1/4 cup vegetable oil
1 medium yellow onion, chopped
2 Tbsp finely chopped fresh ginger
1 Tbsp minced garlic
2 Tbsp finely chopped jalapeño pepper
1 1/2 Tbsp curry powder
1 1/2 Tbsp garam masala or an additional 1 1/2 Tbsp curry powder
2 1/4 cups coconut milk
1 (28-ounce) can whole tomatoes, crushed, with juice
2 Tbsp sugar
1 1/2 tsp salt
1 medium Idaho potato, peeled and cut into 1-inch cubes
8 cups assorted vegetables, such as green beans, cauliflower florets, carrots, red and yellow bell peppers, zucchini, and eggplant, cut into bite-size pieces
1 (15-ounce) can chickpeas, drained and rinsed
Cooked basmati rice, for serving, prepared according to package intructions
How to Make It
- Heat the oil in a heavy Dutch oven or large heavy saucepan over high heat. Add the onion and cook until soft, about 4 minutes.
- Add the ginger, garlic, jalapeño, curry powder, and garam masala and cook for 2 minutes, stirring, until fragrant.
- Add the coconut milk, tomatoes, sugar, and salt, and bring to a boil. Reduce the heat to a simmer and cook for 10 minutes.
- Add the potatoes and cook for 15 to 20 minutes, until the potatoes are just fork-tender.
- Add the remaining vegetables and chickpeas. Stir well to combine, cover, and reduce the heat to medium-low. Cook, stirring only occasionally, until the vegetables are tender but not falling apart, 40 minutes to 1 hour.
- Serve with hot cooked rice, preferably basmati if available.
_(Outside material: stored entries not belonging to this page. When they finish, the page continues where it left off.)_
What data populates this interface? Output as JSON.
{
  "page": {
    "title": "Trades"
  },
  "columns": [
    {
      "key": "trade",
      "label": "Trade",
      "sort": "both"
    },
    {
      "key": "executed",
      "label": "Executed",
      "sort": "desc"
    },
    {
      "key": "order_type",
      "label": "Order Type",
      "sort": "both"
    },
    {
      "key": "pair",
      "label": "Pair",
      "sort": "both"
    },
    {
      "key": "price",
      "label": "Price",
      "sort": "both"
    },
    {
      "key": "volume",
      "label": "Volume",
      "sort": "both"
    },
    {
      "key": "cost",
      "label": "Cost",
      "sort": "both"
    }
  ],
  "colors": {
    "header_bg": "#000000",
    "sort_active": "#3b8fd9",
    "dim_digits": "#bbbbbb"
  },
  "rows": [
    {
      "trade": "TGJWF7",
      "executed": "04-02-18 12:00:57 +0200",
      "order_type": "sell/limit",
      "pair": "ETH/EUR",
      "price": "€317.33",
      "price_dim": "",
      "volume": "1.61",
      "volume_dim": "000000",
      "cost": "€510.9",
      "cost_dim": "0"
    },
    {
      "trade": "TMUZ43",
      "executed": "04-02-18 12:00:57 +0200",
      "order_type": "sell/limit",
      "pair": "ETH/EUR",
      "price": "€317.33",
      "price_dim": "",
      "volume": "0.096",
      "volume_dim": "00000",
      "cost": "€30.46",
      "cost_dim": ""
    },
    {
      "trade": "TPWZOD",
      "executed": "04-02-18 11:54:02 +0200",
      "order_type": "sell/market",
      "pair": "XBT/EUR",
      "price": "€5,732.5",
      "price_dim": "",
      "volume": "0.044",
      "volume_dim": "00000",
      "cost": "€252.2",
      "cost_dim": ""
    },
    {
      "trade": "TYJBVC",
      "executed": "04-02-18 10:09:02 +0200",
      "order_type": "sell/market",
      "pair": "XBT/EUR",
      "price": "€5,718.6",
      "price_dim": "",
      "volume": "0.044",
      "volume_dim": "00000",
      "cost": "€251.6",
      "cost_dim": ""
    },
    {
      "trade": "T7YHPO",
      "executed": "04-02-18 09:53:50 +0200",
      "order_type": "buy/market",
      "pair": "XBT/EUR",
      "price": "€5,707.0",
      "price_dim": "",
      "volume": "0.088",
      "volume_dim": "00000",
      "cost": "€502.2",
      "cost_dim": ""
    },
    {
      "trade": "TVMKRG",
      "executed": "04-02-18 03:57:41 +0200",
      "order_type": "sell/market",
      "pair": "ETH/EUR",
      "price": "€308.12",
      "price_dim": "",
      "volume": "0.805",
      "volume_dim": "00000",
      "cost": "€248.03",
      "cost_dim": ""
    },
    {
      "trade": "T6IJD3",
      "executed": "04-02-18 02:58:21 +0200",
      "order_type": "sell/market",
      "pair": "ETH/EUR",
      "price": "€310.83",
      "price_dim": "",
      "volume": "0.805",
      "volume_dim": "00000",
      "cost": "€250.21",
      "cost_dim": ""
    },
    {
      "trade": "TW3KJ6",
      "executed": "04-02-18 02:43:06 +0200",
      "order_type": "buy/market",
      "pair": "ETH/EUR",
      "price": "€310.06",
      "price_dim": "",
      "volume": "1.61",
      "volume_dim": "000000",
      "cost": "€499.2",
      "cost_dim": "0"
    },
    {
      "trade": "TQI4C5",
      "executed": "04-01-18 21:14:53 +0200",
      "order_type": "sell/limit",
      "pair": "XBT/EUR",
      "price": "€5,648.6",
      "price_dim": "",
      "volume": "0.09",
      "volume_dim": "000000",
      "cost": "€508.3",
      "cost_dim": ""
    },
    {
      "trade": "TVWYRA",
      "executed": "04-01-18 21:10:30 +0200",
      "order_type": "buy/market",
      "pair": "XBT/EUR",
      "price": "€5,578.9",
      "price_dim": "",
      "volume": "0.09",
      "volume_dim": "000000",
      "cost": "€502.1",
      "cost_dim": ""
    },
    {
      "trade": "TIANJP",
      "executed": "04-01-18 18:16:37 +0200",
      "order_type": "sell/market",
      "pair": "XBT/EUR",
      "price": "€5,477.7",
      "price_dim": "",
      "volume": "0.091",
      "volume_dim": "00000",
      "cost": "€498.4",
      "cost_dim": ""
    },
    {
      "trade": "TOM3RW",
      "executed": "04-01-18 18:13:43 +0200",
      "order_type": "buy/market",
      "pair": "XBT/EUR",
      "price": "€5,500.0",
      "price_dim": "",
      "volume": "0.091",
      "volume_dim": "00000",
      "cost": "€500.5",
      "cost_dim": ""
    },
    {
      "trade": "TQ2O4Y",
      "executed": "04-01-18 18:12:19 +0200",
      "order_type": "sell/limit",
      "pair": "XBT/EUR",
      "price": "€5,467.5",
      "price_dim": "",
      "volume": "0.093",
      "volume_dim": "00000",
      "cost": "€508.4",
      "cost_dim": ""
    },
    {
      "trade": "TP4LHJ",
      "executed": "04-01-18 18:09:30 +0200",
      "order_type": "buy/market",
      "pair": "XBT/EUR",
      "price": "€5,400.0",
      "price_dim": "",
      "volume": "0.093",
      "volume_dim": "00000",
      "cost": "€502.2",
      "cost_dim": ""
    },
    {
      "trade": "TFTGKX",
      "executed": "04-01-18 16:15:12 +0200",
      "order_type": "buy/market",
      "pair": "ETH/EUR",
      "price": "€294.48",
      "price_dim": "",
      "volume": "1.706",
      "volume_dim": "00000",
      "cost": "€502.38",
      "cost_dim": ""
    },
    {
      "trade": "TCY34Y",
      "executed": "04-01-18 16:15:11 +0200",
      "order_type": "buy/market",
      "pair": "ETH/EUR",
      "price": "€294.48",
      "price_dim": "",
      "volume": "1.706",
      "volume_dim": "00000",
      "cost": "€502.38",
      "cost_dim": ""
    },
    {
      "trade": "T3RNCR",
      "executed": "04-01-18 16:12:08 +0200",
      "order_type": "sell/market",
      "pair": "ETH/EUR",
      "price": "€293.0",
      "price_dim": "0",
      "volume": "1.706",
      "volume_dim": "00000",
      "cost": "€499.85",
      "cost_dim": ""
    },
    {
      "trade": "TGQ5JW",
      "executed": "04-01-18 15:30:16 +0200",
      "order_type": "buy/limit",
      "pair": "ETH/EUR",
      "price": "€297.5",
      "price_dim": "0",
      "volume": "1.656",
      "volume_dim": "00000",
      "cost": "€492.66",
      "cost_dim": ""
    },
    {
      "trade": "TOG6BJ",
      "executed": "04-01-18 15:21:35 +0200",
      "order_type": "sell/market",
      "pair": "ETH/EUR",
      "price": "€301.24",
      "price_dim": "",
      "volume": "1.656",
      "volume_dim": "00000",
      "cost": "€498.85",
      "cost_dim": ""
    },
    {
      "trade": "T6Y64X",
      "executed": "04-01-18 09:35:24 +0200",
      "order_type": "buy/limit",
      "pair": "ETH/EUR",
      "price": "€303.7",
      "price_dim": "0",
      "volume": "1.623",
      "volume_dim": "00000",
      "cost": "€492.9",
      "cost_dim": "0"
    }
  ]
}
And if you have the Emeril Pressure Air Fryer, here’s how to make the air fryer version of the dish.
1 Tbsp canola oil
1 medium onion, chopped
2 garlic cloves, minced
2 tsp minced fresh gingerroot
2 tsp ground coriander
1 tsp garam masala
1 tsp chili powder
1/2 tsp salt
1/2 tsp ground cumin
1/4 tsp ground tumeric
2 cans (15 oz. each) chickpeas or garbanzo beans, rinsed and drained
1 can (15 oz.) crushed tomatoes
1 large baking potato, peeled and cut into 3/4 inch cubes
1 Tbsp lime juice
Chopped fresh cilantro
Hot cooked rice
Sliced red onion and lime wedges, optional
How to Make It
- Press sauté function; select vegetables setting. Press timer; set to 15 minutes. Start. Heat oil in inner pot. Add onion; cook and stir until crisp-tender, about 3 minutes. Add garlic, ginger, and dry seasonings; cook and stir 1 minute.
- Add stock to inner pot. Cook 30 seconds, stirring to loosen browned bits from pan. Press cancel. Stir in chickpeas, tomatoes and potato. Lock pressure lid. Press pressure function; select custom setting. Press timer; set to 3 minutes. Start.
- Let pressure release naturally for 10 minutes; quick-release any remaining pressure.
- Stir in lime juice; sprinkle with cilantro. Serve with rice and, if desired, red onion and lime wedges.